Source: The College Board AP Classroom
The question asks us to estimate the median ( not to compute but estimate). For states west of the Mississippi (n = 24), n/2, the median falls between the 12th and 13th value in the ordered list, and both the 12th and 13th values fall in the interval 15–16. For states east of the Mississippi (n = 26) the median falls between the 13th and 14th value in the ordered list, and both of these values also fall in the interval 15–16. So both groups have median at least 15 or at most 16 students per teacher.
b. Write a few sentences comparing the distributions of P-T ratios for states in the two groups (west and east) during the 2001–2002 school year.
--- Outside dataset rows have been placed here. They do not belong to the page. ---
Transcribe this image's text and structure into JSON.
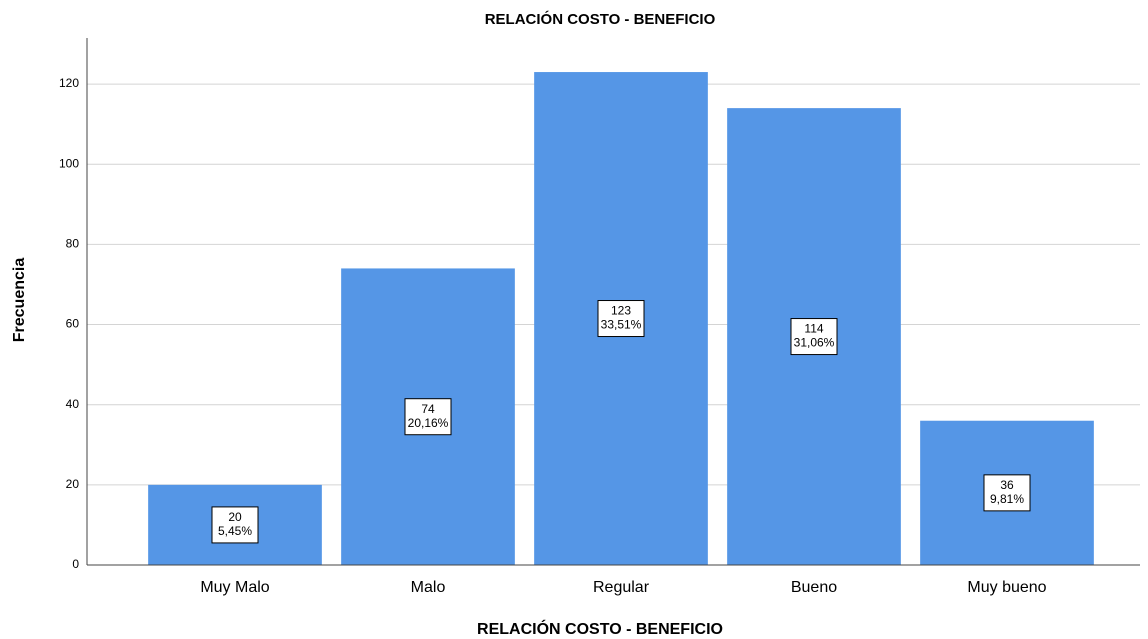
{
  "chart_data": {
    "type": "bar",
    "title": "RELACIÓN COSTO - BENEFICIO",
    "x_label": "RELACIÓN COSTO - BENEFICIO",
    "y_label": "Frecuencia",
    "categories": [
      "Muy Malo",
      "Malo",
      "Regular",
      "Bueno",
      "Muy bueno"
    ],
    "values": [
      20,
      74,
      123,
      114,
      36
    ],
    "percent_labels": [
      "5,45%",
      "20,16%",
      "33,51%",
      "31,06%",
      "9,81%"
    ],
    "color": "#5596e6",
    "ylim": [
      0,
      130
    ],
    "yticks": [
      0,
      20,
      40,
      60,
      80,
      100,
      120
    ],
    "grid": true
  }
}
Here you apply the three things about the distribution: shape, center and spread one by one. Always start with shape first. The shapes of the two histograms look different. The histogram for West is unimodal and skewed to the right, whereas the histogram East is unimodal and nearly symmetric.
For the center we already found in part (a), that the medians of the two distributions are about the same, between 15 and 16 for both distributions.
And last report the spread. Look at how the values are scattered or concentrated next to its center on the distributions. The histograms show that West values vary more than in East.. Although the data are grouped but we still can approximate the range. The range for the west is at most 22 – 12 = 10, and the range for the east is at most 19 –12 = 7. The east has less variability compared to the West.
c. Using your answers in parts (a) and (b), explain how you think the mean P-T ratio during the 2001–2002 school year will compare for the two groups (west and east).
The two histograms have different shapes. Since West is skewed to the right , the mean will be higher and greater than the median. The highest number on the right tail will affect the mean number. For East, since it is fairly symmetric, the mean will be close to the median. To compare the two groups, we can conclude that the mean for the west group will probably be greater than the mean for the east group.
Comparing Groups with Boxplots
Basketball visualization - Investigative Task
A team of psychologists studied the concept of visualization in basketball, where players visualize making a basket before shooting the ball. They conducted an experiment in which 20 basketball players with similar abilities were randomly assigned to two groups. The 10 players in group 1 received visualization training, and the 10 players in group 2 did not.
Each player stood 22 feet from the basket at the same location on the basketball court. Each player was then instructed to attempt to make the basket until two consecutive baskets were made. The players who received visualization training were instructed to use visualization techniques before attempting to make the basket. The total number of attempts, including the last two attempts, were recorded for each player.
The total number of attempts for each of the 20 players are summarized in the following boxplots.
Source: The College Board
We have two groups, with 10 basketball players randomly assigned to each group. We learn from the question that group 1 received visualization training but group 2. There are a few things here we can compare to find the answer to the question. We can see both groups have the same minimum attempts, and all other measures are different. 25 % of the time the group 1 made the basket in 3 trials but group 2 in 4 trials. Look at the median. The median is much lower for group 1 than for group 2. Group 1 has an outlier, which is still less than the maximum of group 2. We can see that the training had an impact on group 1, as all the 5 summary measures are less than from group 2. But we are not asked to generalize this finding yet.
Finally, to answer the question it is good enough only to report the median. Because the median number of attempts for players who received visualization training (4) is less than the median number of attempts for players who did not receive training (7), those who received visualization training tend to need fewer attempts to make two consecutive baskets.